# Limitation of Sklearn’s Non-Negative Matrix Factorization Library

**1.Load the movie ratings data (as in the HW3-recommender-system) and use matrix factorization technique(s) and predict the missing ratings from the test data. Measure the RMSE. You should use sklearn library.**

In [10]:
import pandas as pd
import numpy as np
from sklearn.decomposition import NMF
from sklearn.metrics import mean_squared_error
from math import sqrt
import warnings


In [11]:
MV_users = pd.read_csv('data/users.csv')
MV_movies = pd.read_csv('data/movies.csv')
train_data = pd.read_csv('data/train.csv')
test_data = pd.read_csv('data/test.csv')

In [12]:
# Suppress UserWarnings from sklearn
warnings.filterwarnings('ignore')

# Create a utility matrix (user-item matrix)
utility_matrix = train_data.pivot(index='uID', columns='mID', values='rating')

# Fill missing values with 0 for NMF (but depending on the method, could use NaN)
utility_matrix.fillna(0, inplace=True)

# Matrix Factorization using NMF
nmf_model = NMF(n_components=20, init='nndsvd', beta_loss='kullback-leibler', solver='mu', random_state=42, max_iter=500)
W = nmf_model.fit_transform(utility_matrix)
H = nmf_model.components_

# Predict ratings for the utility matrix
predicted_ratings = np.dot(W, H)

# Create a function to get predicted ratings for test data
def predict_rating(uID, mID):
    if uID in utility_matrix.index and mID in utility_matrix.columns:
        return predicted_ratings[utility_matrix.index.get_loc(uID), utility_matrix.columns.get_loc(mID)]
    else:
        return np.nan  # If uID or mID not found

# Apply the function to predict ratings for the test set
test_data['predicted_rating'] = test_data.apply(lambda row: predict_rating(row['uID'], row['mID']), axis=1)

# Drop rows where prediction is NaN
test_data = test_data.dropna(subset=['predicted_rating'])

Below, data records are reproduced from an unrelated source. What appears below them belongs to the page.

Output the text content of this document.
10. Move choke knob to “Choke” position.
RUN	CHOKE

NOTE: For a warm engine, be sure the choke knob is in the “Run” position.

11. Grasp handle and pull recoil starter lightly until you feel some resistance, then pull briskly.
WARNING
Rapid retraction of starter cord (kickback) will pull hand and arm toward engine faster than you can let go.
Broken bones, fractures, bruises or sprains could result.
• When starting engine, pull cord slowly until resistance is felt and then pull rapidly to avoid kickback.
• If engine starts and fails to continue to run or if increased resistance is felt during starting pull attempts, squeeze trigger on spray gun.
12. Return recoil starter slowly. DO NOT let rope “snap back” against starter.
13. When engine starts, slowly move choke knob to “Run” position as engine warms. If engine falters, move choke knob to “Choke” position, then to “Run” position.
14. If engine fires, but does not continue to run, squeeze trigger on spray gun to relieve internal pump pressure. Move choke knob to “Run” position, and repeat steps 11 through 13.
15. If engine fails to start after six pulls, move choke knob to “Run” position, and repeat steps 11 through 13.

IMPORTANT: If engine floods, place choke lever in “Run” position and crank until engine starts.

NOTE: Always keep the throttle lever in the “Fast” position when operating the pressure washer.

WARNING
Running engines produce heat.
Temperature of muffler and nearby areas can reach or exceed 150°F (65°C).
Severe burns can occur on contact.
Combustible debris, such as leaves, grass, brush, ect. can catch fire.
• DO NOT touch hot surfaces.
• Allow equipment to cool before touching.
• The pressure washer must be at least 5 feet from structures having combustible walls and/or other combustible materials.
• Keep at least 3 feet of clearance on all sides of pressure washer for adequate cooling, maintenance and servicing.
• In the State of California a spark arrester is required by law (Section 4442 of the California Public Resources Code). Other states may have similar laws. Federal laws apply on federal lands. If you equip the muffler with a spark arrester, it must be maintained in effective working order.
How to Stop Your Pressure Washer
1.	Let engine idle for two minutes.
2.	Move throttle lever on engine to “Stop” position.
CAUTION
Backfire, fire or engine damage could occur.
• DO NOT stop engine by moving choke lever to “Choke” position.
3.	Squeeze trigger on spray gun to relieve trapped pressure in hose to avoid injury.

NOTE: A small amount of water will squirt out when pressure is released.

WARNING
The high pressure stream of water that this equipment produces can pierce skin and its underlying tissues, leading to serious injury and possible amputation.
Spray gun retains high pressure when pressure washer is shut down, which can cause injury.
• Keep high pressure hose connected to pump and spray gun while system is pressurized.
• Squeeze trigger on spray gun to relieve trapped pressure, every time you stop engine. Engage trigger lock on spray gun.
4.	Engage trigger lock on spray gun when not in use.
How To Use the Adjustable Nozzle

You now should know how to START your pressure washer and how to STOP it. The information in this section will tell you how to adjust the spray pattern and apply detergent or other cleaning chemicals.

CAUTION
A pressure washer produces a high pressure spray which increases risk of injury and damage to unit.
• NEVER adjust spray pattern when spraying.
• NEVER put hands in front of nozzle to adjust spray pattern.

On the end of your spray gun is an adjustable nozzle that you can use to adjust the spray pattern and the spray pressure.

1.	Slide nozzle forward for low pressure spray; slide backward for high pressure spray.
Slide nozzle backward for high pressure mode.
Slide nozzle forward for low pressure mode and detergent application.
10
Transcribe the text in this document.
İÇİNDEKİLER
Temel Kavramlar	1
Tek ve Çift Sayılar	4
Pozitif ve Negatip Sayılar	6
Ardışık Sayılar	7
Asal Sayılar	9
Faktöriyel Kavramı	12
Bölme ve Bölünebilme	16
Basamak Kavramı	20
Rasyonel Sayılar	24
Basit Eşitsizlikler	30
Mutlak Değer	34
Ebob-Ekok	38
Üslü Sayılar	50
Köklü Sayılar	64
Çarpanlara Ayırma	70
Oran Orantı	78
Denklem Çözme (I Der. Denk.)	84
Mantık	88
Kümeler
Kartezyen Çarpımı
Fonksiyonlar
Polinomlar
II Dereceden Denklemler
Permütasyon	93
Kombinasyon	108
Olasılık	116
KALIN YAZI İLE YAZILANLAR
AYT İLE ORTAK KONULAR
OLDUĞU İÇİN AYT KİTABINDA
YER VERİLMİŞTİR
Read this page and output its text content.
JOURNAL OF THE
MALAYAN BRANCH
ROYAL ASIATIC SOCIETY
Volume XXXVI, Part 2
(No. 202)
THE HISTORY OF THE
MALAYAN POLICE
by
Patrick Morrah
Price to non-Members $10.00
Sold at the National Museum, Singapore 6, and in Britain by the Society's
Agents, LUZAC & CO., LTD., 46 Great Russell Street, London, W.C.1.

# Calculate RMSE between actual and predicted ratings
rmse = sqrt(mean_squared_error(test_data['rating'], test_data['predicted_rating']))

print(f'RMSE: {rmse}')

RMSE: 2.9400073885874316


RMSE is 2.94.

**2.Discuss the results and why sklearn's non-negative matrix facorization library did not work well compared to simple baseline or similarity-based methods we’ve done in Module 3. Can you suggest a way(s) to fix it?**

Non-negative matrix factorization (NMF) works by factorizing the user-item matrix into two lower-dimensional matrices (user features and item features) and reconstructing the original matrix through the product of these matrices.
There could be couple of reasons for such underperformance:
- Sparse Data Problem: One major reason NMF may underperform is that the user-item matrix is extremely sparse(many users haven't rated many movies). Sparse data makes it difficult for NMF to find meaningful latent factors to represent users and movies, leading to inaccurate predictions.
- Cold Start Problem: NMF struggles with cold start issues, i.e., when a user has rated very few movies (or none at all), NMF cannot effectively learn that user's preferences. Similarly, new movies with few ratings pose challenges for NMF.
- Overfitting or Underfitting: If the number of components(n_components) in NMF is not tuned properly, the model may either overfit or underfit the data. Choosing the wrong number of components can lead to poorer generalization to new users and movies.

To improve the performance of NMF, the following strategies could be considered:
- Tuning the number of components (n_components): It’s essential to try different values for n_components to balance the model's complexity and ability to generalize. A cross-validation approach should be used to select the optimal number.
- Regularization: Applying regularization to prevent overfitting. This can be done by adding constraints on the NMF factors (e.g., L2 regularization).
- Matrix Imputation: Before applying NMF, you could use matrix imputation techniques to fill in missing ratings in a more intelligent way than simply assuming they are 0.